Filming Mully's story has been a life-altering experience for Haze. Thinking back on his time in Africa and what audiences could take away from watching his documentary, he's convinced moviegoers will not only be challenged, but forever changed.

"It alters your DNA as a human being, the DNA of your spirit," Haze says. "You're transformed. You're transcended into a new vision of, like, 'Wow! There's infinite possibilities of what we can do to make the world a better place. How do we do that? How do we bring hope to the hopeless?' And that can actually spread. It's a living model on a spiritual, physical, emotional level. Every layer of the human condition can be altered through this movie. Then, it's taking those things and putting them into practice in your own homes."
So, how was Charles Mully able to accomplish so much and help so many? Haze has an idea and it's not just because the devout Christian had faith he could make a difference in Kenya.
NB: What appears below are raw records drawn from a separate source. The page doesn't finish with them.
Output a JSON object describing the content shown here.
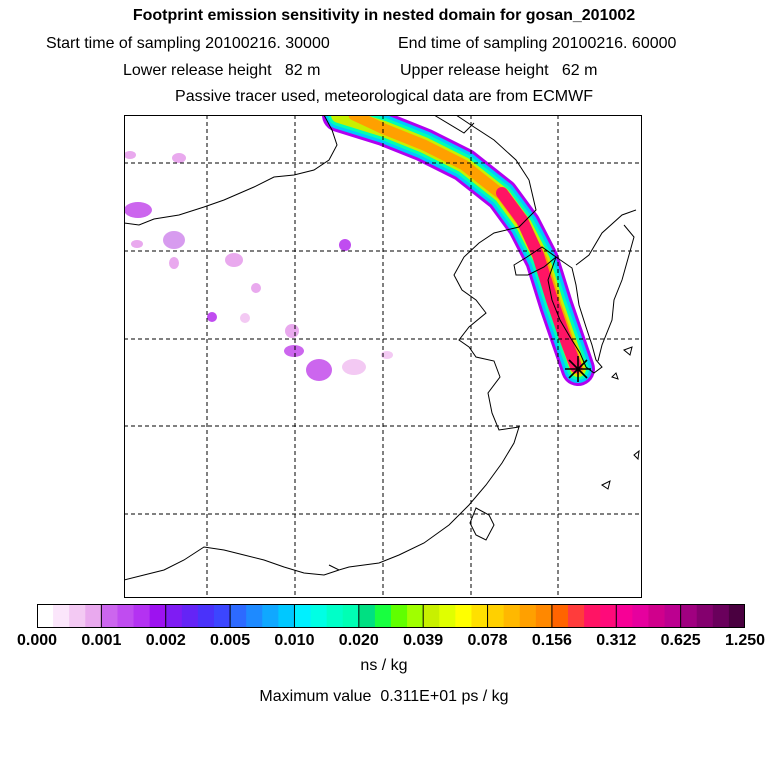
{
  "header": {
    "title": "Footprint emission sensitivity in nested domain for gosan_201002",
    "sampling_start": "Start time of sampling 20100216. 30000",
    "sampling_end": "End time of sampling 20100216. 60000",
    "lower_release": "Lower release height   82 m",
    "upper_release": "Upper release height   62 m",
    "tracer_info": "Passive tracer used, meteorological data are from ECMWF"
  },
  "map": {
    "receptor_marker": "receptor-star",
    "plume_colors": [
      "#b000f0",
      "#00c8ff",
      "#00ffb4",
      "#c8f000",
      "#ffa000",
      "#ff1464"
    ]
  },
  "colorbar": {
    "unit": "ns / kg",
    "tick_labels": [
      "0.000",
      "0.001",
      "0.002",
      "0.005",
      "0.010",
      "0.020",
      "0.039",
      "0.078",
      "0.156",
      "0.312",
      "0.625",
      "1.250"
    ],
    "colors": [
      "#ffffff",
      "#fbe6fb",
      "#f3c9f3",
      "#e9a9ee",
      "#cc66ee",
      "#c04cf0",
      "#b432f2",
      "#9d12f0",
      "#7f1cf3",
      "#6424f6",
      "#4a32fa",
      "#3c46ff",
      "#2d6aff",
      "#1e8aff",
      "#10a8ff",
      "#00c8ff",
      "#00f0ff",
      "#00ffe4",
      "#00ffc8",
      "#00ffb4",
      "#00e082",
      "#18ff40",
      "#60ff00",
      "#a0ff00",
      "#c8f000",
      "#e0ff00",
      "#ffff00",
      "#ffe000",
      "#ffd000",
      "#ffb800",
      "#ffa000",
      "#ff8800",
      "#ff6400",
      "#ff3c3c",
      "#ff1464",
      "#ff0a7a",
      "#f70096",
      "#e6009e",
      "#d0008c",
      "#bc0090",
      "#a00080",
      "#84006e",
      "#6a005c",
      "#4a0040"
    ]
  },
  "footer": {
    "max_value": "Maximum value  0.311E+01 ps / kg"
  }
}
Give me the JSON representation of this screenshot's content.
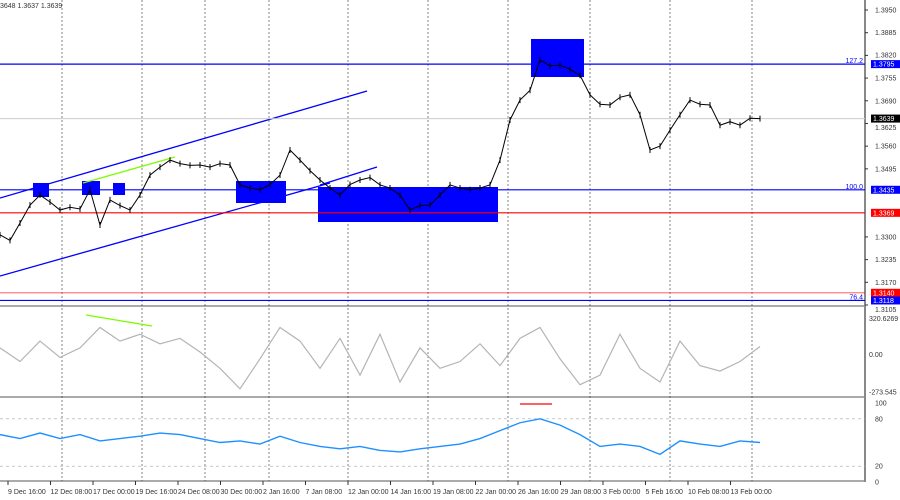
{
  "header": {
    "ohlc_text": "3648 1.3637 1.3639"
  },
  "chart_data": [
    {
      "type": "line",
      "panel": "price",
      "y_ticks": [
        "1.3950",
        "1.3885",
        "1.3820",
        "1.3755",
        "1.3690",
        "1.3625",
        "1.3560",
        "1.3495",
        "1.3300",
        "1.3235",
        "1.3170",
        "1.3105"
      ],
      "ylim": [
        1.3105,
        1.395
      ],
      "current_price": {
        "value": 1.3639,
        "label": "1.3639"
      },
      "close": [
        1.3306,
        1.329,
        1.334,
        1.3391,
        1.342,
        1.34,
        1.3377,
        1.3385,
        1.338,
        1.3435,
        1.3334,
        1.3406,
        1.339,
        1.3377,
        1.342,
        1.3477,
        1.35,
        1.352,
        1.351,
        1.3505,
        1.3506,
        1.35,
        1.351,
        1.3506,
        1.3449,
        1.344,
        1.3435,
        1.345,
        1.3477,
        1.3549,
        1.352,
        1.349,
        1.3463,
        1.344,
        1.342,
        1.345,
        1.3463,
        1.347,
        1.3449,
        1.344,
        1.342,
        1.3377,
        1.339,
        1.3391,
        1.342,
        1.3449,
        1.344,
        1.3435,
        1.344,
        1.3449,
        1.352,
        1.3635,
        1.3692,
        1.372,
        1.3807,
        1.379,
        1.3792,
        1.378,
        1.3763,
        1.3707,
        1.368,
        1.3678,
        1.37,
        1.3707,
        1.365,
        1.3549,
        1.356,
        1.3606,
        1.365,
        1.3692,
        1.368,
        1.3678,
        1.362,
        1.363,
        1.362,
        1.364,
        1.3639
      ],
      "levels": [
        {
          "value": 1.3795,
          "label": "1.3795",
          "fib": "127.2",
          "color": "#0000ff"
        },
        {
          "value": 1.3435,
          "label": "1.3435",
          "fib": "100.0",
          "color": "#0000ff"
        },
        {
          "value": 1.3369,
          "label": "1.3369",
          "fib": "",
          "color": "#ff0000"
        },
        {
          "value": 1.314,
          "label": "1.3140",
          "fib": "",
          "color": "#ff0000"
        },
        {
          "value": 1.3118,
          "label": "1.3118",
          "fib": "76.4",
          "color": "#0000ff"
        }
      ]
    },
    {
      "type": "line",
      "panel": "cci",
      "ylim": [
        -273.545,
        320.6269
      ],
      "y_ticks": [
        "320.6269",
        "0.00",
        "-273.545"
      ],
      "color": "#b4b4b4",
      "values": [
        50,
        -50,
        100,
        -20,
        50,
        200,
        100,
        150,
        80,
        120,
        20,
        -100,
        -250,
        -30,
        200,
        100,
        -100,
        120,
        -150,
        150,
        -200,
        50,
        -100,
        -50,
        80,
        -80,
        120,
        200,
        -30,
        -220,
        -150,
        150,
        -100,
        -200,
        100,
        -80,
        -120,
        -50,
        60
      ]
    },
    {
      "type": "line",
      "panel": "rsi",
      "ylim": [
        0,
        100
      ],
      "y_ticks": [
        "100",
        "80",
        "20",
        "0"
      ],
      "color": "#1e90ff",
      "values": [
        60,
        55,
        62,
        55,
        60,
        52,
        55,
        58,
        62,
        60,
        55,
        50,
        52,
        48,
        58,
        50,
        45,
        42,
        45,
        40,
        38,
        42,
        45,
        48,
        55,
        65,
        75,
        80,
        72,
        60,
        45,
        48,
        45,
        35,
        52,
        48,
        45,
        52,
        50
      ]
    }
  ],
  "x_ticks": [
    "9 Dec 16:00",
    "12 Dec 08:00",
    "17 Dec 00:00",
    "19 Dec 16:00",
    "24 Dec 08:00",
    "30 Dec 00:00",
    "2 Jan 16:00",
    "7 Jan 08:00",
    "12 Jan 00:00",
    "14 Jan 16:00",
    "19 Jan 08:00",
    "22 Jan 00:00",
    "26 Jan 16:00",
    "29 Jan 08:00",
    "3 Feb 00:00",
    "5 Feb 16:00",
    "10 Feb 08:00",
    "13 Feb 00:00"
  ],
  "colors": {
    "zone": "#0000ff",
    "channel": "#0000ff",
    "divergence": "#7cfc00",
    "rsi_mark": "#ff0000"
  }
}
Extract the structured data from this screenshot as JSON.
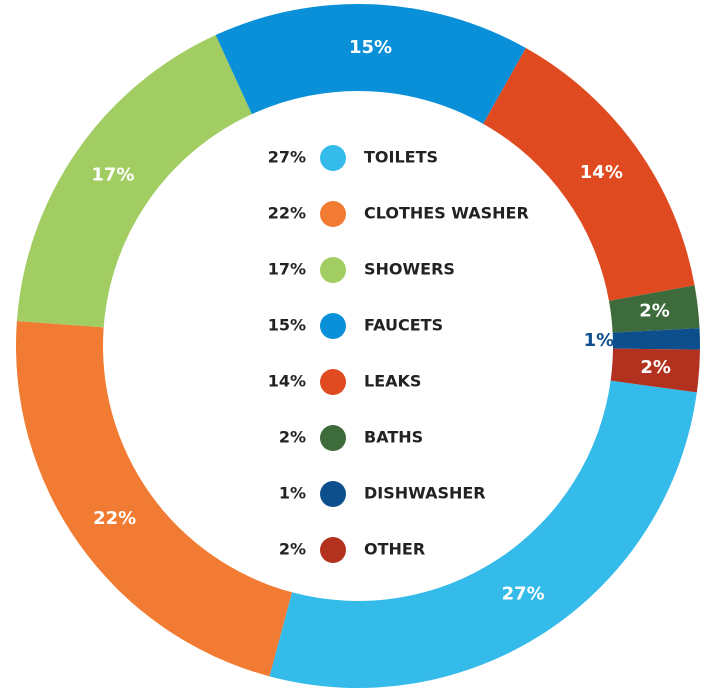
{
  "chart_data": {
    "type": "donut",
    "categories": [
      "TOILETS",
      "CLOTHES WASHER",
      "SHOWERS",
      "FAUCETS",
      "LEAKS",
      "BATHS",
      "DISHWASHER",
      "OTHER"
    ],
    "values": [
      27,
      22,
      17,
      15,
      14,
      2,
      1,
      2
    ],
    "value_labels": [
      "27%",
      "22%",
      "17%",
      "15%",
      "14%",
      "2%",
      "1%",
      "2%"
    ],
    "colors": [
      "#35bbe9",
      "#f27b33",
      "#a2cd62",
      "#0a90d8",
      "#e04a20",
      "#3e6b3b",
      "#0d4f8c",
      "#b3321f"
    ]
  }
}
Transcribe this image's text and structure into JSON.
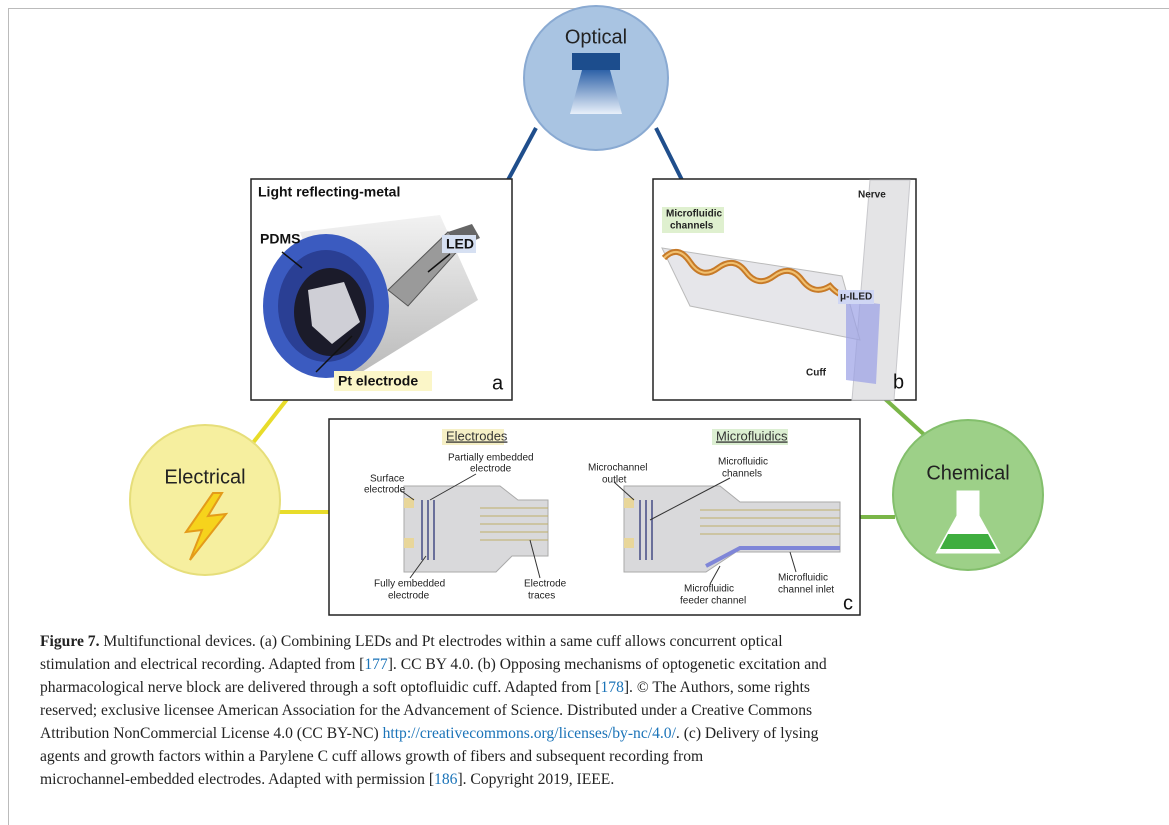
{
  "nodes": [
    {
      "label": "Optical"
    },
    {
      "label": "Electrical"
    },
    {
      "label": "Chemical"
    }
  ],
  "panels": [
    {
      "letter": "a",
      "labels": [
        [
          "Light reflecting-metal"
        ],
        [
          "PDMS"
        ],
        [
          "LED"
        ],
        [
          "Pt electrode"
        ]
      ]
    },
    {
      "letter": "b",
      "labels": [
        [
          "Nerve"
        ],
        [
          "Microfluidic",
          "channels"
        ],
        [
          "μ-ILED"
        ],
        [
          "Cuff"
        ]
      ]
    },
    {
      "letter": "c",
      "labels": [
        [
          "Electrodes"
        ],
        [
          "Microfluidics"
        ],
        [
          "Surface",
          "electrode"
        ],
        [
          "Partially embedded",
          "electrode"
        ],
        [
          "Fully embedded",
          "electrode"
        ],
        [
          "Electrode",
          "traces"
        ],
        [
          "Microchannel",
          "outlet"
        ],
        [
          "Microfluidic",
          "channels"
        ],
        [
          "Microfluidic",
          "feeder channel"
        ],
        [
          "Microfluidic",
          "channel inlet"
        ]
      ]
    }
  ],
  "caption": {
    "lines": [
      [
        {
          "text": "Figure 7.",
          "style": "bold"
        },
        {
          "text": " Multifunctional devices. (a) Combining LEDs and Pt electrodes within a same cuff allows concurrent optical"
        }
      ],
      [
        {
          "text": "stimulation and electrical recording. Adapted from ["
        },
        {
          "text": "177",
          "style": "link"
        },
        {
          "text": "]. CC BY 4.0. (b) Opposing mechanisms of optogenetic excitation and"
        }
      ],
      [
        {
          "text": "pharmacological nerve block are delivered through a soft optofluidic cuff. Adapted from ["
        },
        {
          "text": "178",
          "style": "link"
        },
        {
          "text": "]. © The Authors, some rights"
        }
      ],
      [
        {
          "text": "reserved; exclusive licensee American Association for the Advancement of Science. Distributed under a Creative Commons"
        }
      ],
      [
        {
          "text": "Attribution NonCommercial License 4.0 (CC BY-NC) "
        },
        {
          "text": "http://creativecommons.org/licenses/by-nc/4.0/",
          "style": "link"
        },
        {
          "text": ". (c) Delivery of lysing"
        }
      ],
      [
        {
          "text": "agents and growth factors within a Parylene C cuff allows growth of fibers and subsequent recording from"
        }
      ],
      [
        {
          "text": "microchannel-embedded electrodes. Adapted with permission ["
        },
        {
          "text": "186",
          "style": "link"
        },
        {
          "text": "]. Copyright 2019, IEEE."
        }
      ]
    ]
  }
}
"It's not just faith. It's discipline. It's being convicted. It's being committed. It is being faithful, but it's being responsible with that faith. It's never looking back. It's trust. It's all of those," Haze says. "It's everything that faith means on every level is what he did and what they do. It's compassion. It's perseverance. It's blind faith."

"It's like it says in James 1 when it talks about the ship being lost at sea. That's a great verse. It's about being in the midst of the storm where you know that the only way you'll reach the shore is through faith, even in the hardest times, to remain faithful."